Kovell Lara C, Bothwick Victoria, McCabe Paul, Juraschek Stephen P, Meng Yuchen, Revoori Ritika, Pena Stephanie, Schoenthaler Antoinette, Adhikari Samrachana, Dodson John A
Author Affiliations: Department of Medicine, University of Massachusetts Chan Medical School, UMass Memorial Medical Center, Worcester, Massachusetts (Drs Kovell, Bothwick, and Revoori); Division of Cardiology, Department of Medicine, Saint Vincent Hospital, Worcester, Massachusetts (Dr McCabe); Department of Medicine, Beth Israel Deaconess Medical Center/Harvard Medical School, Boston, Massachusetts (Dr Juraschek); Leon H. Charney Division of Cardiology, Department of Medicine, NYU Grossman School of Medicine, New York, New York (Mss Meng and Pena and Dr Dodson); Institute for Excellence in Health Equity, Department of Population Health, NYU Grossman School of Medicine, New York, New York (Dr Schoenthaler); and Division of Biostatistics, Department of Population Health, NYU Grossman School of Medicine, New York, New York (Dr Adhikari).
J Cardiopulm Rehabil Prev. 2025 Jan 1;45(1):57-64. doi: 10.1097/HCR.0000000000000911. Epub 2024 Nov 28.
Hypertension (HTN) is common and represents a major modifiable risk factor for ischemic heart disease in older adults. While home blood pressure monitoring (HBPM) is important in HTN management, patterns of HBPM engagement in older adults undergoing mobile health cardiac rehabilitation (mHealth-CR) are unknown. We aimed to identify patterns of adherence to HBPM in a cohort of older adults undergoing mHealth-CR to optimize HBPM use in the future.
We used interim data from the ongoing Rehabilitation using Mobile Health for Older Adults with Ischemic Heart Disease in the Home Setting (RESILIENT) randomized trial, in which intervention arm participants (adults ≥ 65 years with ischemic heart disease) were instructed to monitor blood pressure (BP) at least weekly. Engagement groups were determined by latent class analysis and compared using ANOVA or Chi-Square tests. Longitudinal mixed effect modeling determined the associations between weekly HBPM and baseline covariates including uncontrolled HTN, obesity, diabetes, depression, alcohol, and tobacco use.

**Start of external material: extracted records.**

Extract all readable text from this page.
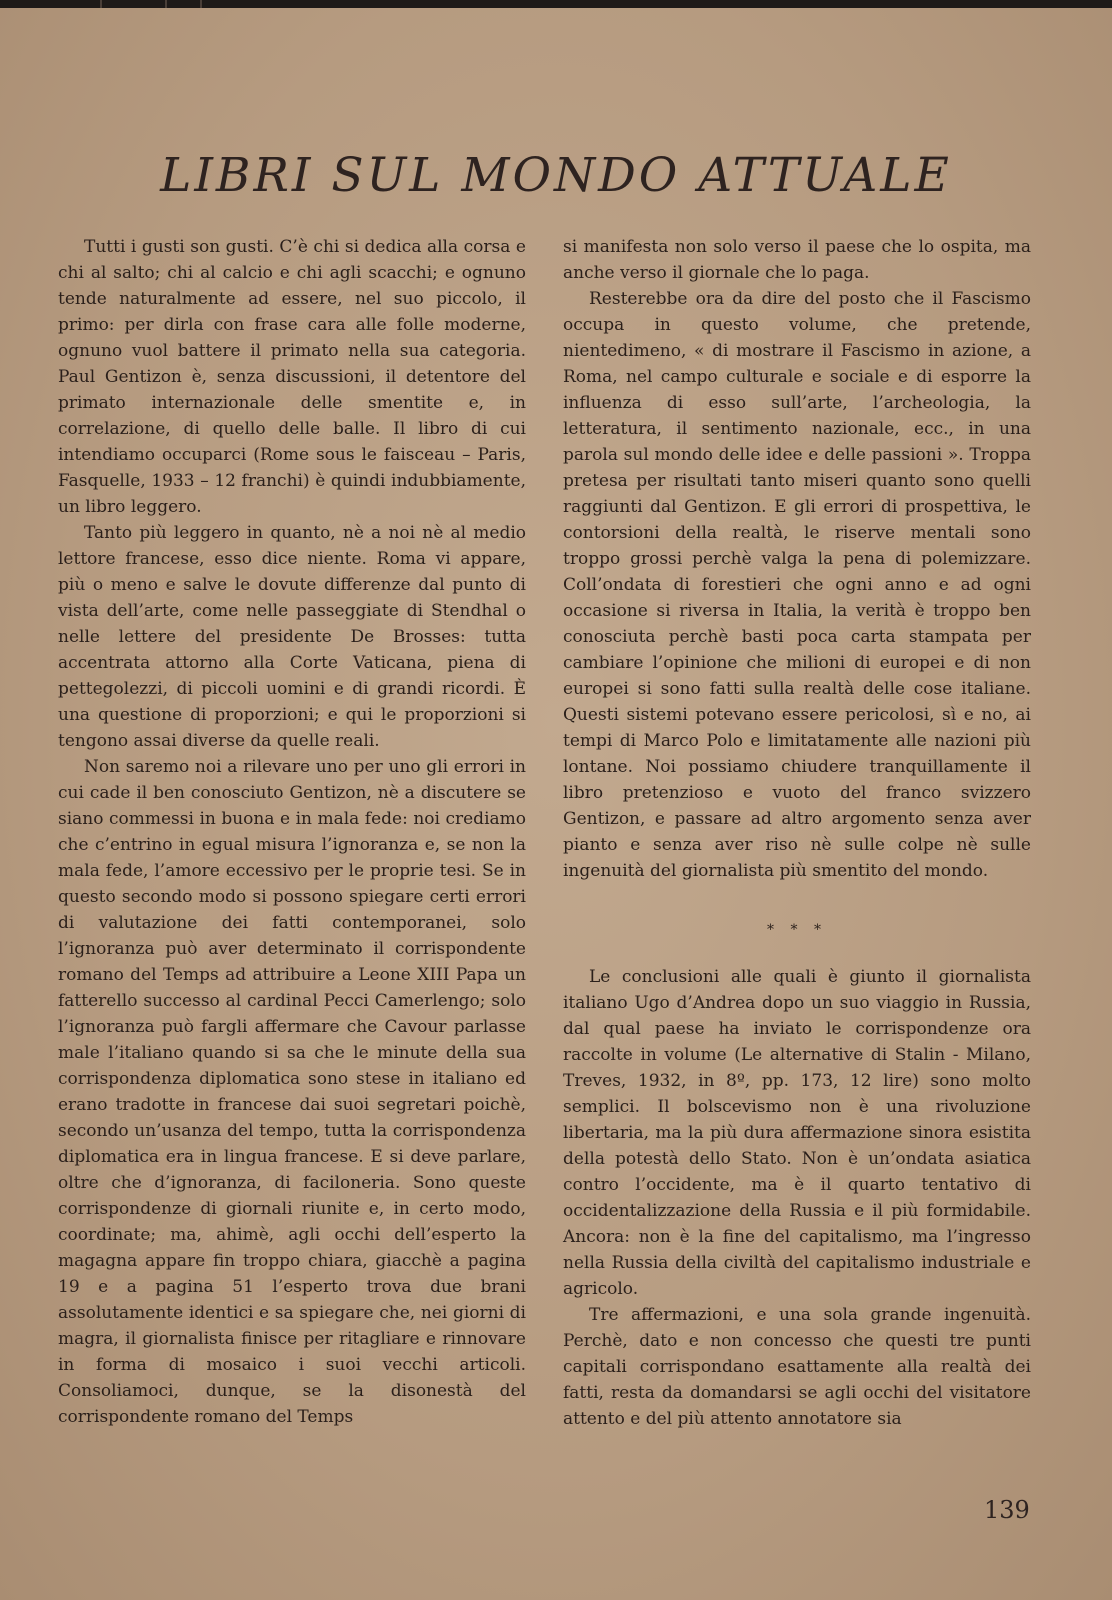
LIBRI SUL MONDO ATTUALE

Tutti i gusti son gusti. C’è chi si dedica alla corsa e chi al salto; chi al calcio e chi agli scacchi; e ognuno tende naturalmente ad essere, nel suo piccolo, il primo: per dirla con frase cara alle folle moderne, ognuno vuol battere il primato nella sua categoria. Paul Gentizon è, senza discussioni, il detentore del primato internazionale delle smentite e, in correlazione, di quello delle balle. Il libro di cui intendiamo occuparci (Rome sous le faisceau – Paris, Fasquelle, 1933 – 12 franchi) è quindi indubbiamente, un libro leggero.

Tanto più leggero in quanto, nè a noi nè al medio lettore francese, esso dice niente. Roma vi appare, più o meno e salve le dovute differenze dal punto di vista dell’arte, come nelle passeggiate di Stendhal o nelle lettere del presidente De Brosses: tutta accentrata attorno alla Corte Vaticana, piena di pettegolezzi, di piccoli uomini e di grandi ricordi. È una questione di proporzioni; e qui le proporzioni si tengono assai diverse da quelle reali.

Non saremo noi a rilevare uno per uno gli errori in cui cade il ben conosciuto Gentizon, nè a discutere se siano commessi in buona e in mala fede: noi crediamo che c’entrino in egual misura l’ignoranza e, se non la mala fede, l’amore eccessivo per le proprie tesi. Se in questo secondo modo si possono spiegare certi errori di valutazione dei fatti contemporanei, solo l’ignoranza può aver determinato il corrispondente romano del Temps ad attribuire a Leone XIII Papa un fatterello successo al cardinal Pecci Camerlengo; solo l’ignoranza può fargli affermare che Cavour parlasse male l’italiano quando si sa che le minute della sua corrispondenza diplomatica sono stese in italiano ed erano tradotte in francese dai suoi segretari poichè, secondo un’usanza del tempo, tutta la corrispondenza diplomatica era in lingua francese. E si deve parlare, oltre che d’ignoranza, di faciloneria. Sono queste corrispondenze di giornali riunite e, in certo modo, coordinate; ma, ahimè, agli occhi dell’esperto la magagna appare fin troppo chiara, giacchè a pagina 19 e a pagina 51 l’esperto trova due brani assolutamente identici e sa spiegare che, nei giorni di magra, il giornalista finisce per ritagliare e rinnovare in forma di mosaico i suoi vecchi articoli. Consoliamoci, dunque, se la disonestà del corrispondente romano del Temps

si manifesta non solo verso il paese che lo ospita, ma anche verso il giornale che lo paga.

Resterebbe ora da dire del posto che il Fascismo occupa in questo volume, che pretende, nientedimeno, « di mostrare il Fascismo in azione, a Roma, nel campo culturale e sociale e di esporre la influenza di esso sull’arte, l’archeologia, la letteratura, il sentimento nazionale, ecc., in una parola sul mondo delle idee e delle passioni ». Troppa pretesa per risultati tanto miseri quanto sono quelli raggiunti dal Gentizon. E gli errori di prospettiva, le contorsioni della realtà, le riserve mentali sono troppo grossi perchè valga la pena di polemizzare. Coll’ondata di forestieri che ogni anno e ad ogni occasione si riversa in Italia, la verità è troppo ben conosciuta perchè basti poca carta stampata per cambiare l’opinione che milioni di europei e di non europei si sono fatti sulla realtà delle cose italiane. Questi sistemi potevano essere pericolosi, sì e no, ai tempi di Marco Polo e limitatamente alle nazioni più lontane. Noi possiamo chiudere tranquillamente il libro pretenzioso e vuoto del franco svizzero Gentizon, e passare ad altro argomento senza aver pianto e senza aver riso nè sulle colpe nè sulle ingenuità del giornalista più smentito del mondo.

* * *

Le conclusioni alle quali è giunto il giornalista italiano Ugo d’Andrea dopo un suo viaggio in Russia, dal qual paese ha inviato le corrispondenze ora raccolte in volume (Le alternative di Stalin - Milano, Treves, 1932, in 8º, pp. 173, 12 lire) sono molto semplici. Il bolscevismo non è una rivoluzione libertaria, ma la più dura affermazione sinora esistita della potestà dello Stato. Non è un’ondata asiatica contro l’occidente, ma è il quarto tentativo di occidentalizzazione della Russia e il più formidabile. Ancora: non è la fine del capitalismo, ma l’ingresso nella Russia della civiltà del capitalismo industriale e agricolo.

Tre affermazioni, e una sola grande ingenuità. Perchè, dato e non concesso che questi tre punti capitali corrispondano esattamente alla realtà dei fatti, resta da domandarsi se agli occhi del visitatore attento e del più attento annotatore sia

139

Of the 111 participants, the mean age was 71.9 ± 5.6 years, and 83% had HTN. Over the 12-week study, mean HBPM engagement was 2.3 ± 2.3 d/wk. We observed 3 distinct patterns of engagement: high engagement (22%), gradual decline (10%), and sustained baseline engagement (68%). HBPM adherence decreased in two of the engagement groups over time. Of the covariates tested, only depression was associated with weekly HBPM after adjusting for relevant covariates (OR 9.09, P = .03).
In this older adult cohort undergoing mHealth-CR, we found three main engagement groups with declining engagement over time in two of the three groups. These patterns can inform future mHealth-CR interventions.
高血压(HTN)很常见,是老年人缺血性心脏病的一个主要可改变风险因素。虽然家庭血压监测(HBPM)在高血压管理中很重要,但在接受移动健康心脏康复(mHealth-CR)的老年人中,HBPM的参与模式尚不清楚。我们旨在确定一组接受mHealth-CR的老年人中HBPM的依从模式,以便未来优化HBPM的使用。
我们使用了正在进行的“居家环境中使用移动健康对老年缺血性心脏病患者进行康复治疗(RESILIENT)”随机试验的中期数据,其中干预组参与者(≥65岁的缺血性心脏病成年人)被指示至少每周监测一次血压(BP)。通过潜在类别分析确定参与组,并使用方差分析或卡方检验进行比较。纵向混合效应模型确定了每周HBPM与基线协变量之间的关联,包括未控制的高血压、肥胖、糖尿病、抑郁症、酒精和烟草使用情况。
在111名参与者中,平均年龄为71.9±5.6岁,83%患有高血压。在为期12周的研究中,平均HBPM参与度为2.3±2.3天/周。我们观察到3种不同的参与模式:高参与度(22%)、逐渐下降(10%)和持续基线参与度(68%)。随着时间的推移,两个参与组的HBPM依从性下降。在测试的协变量中,调整相关协变量后,只有抑郁症与每周HBPM相关(OR 9.09,P = 0.03)。
在这个接受mHealth-CR的老年人群体中,我们发现了三个主要的参与组,其中三个组中的两个组的参与度随着时间的推移而下降。这些模式可为未来的mHealth-CR干预提供参考。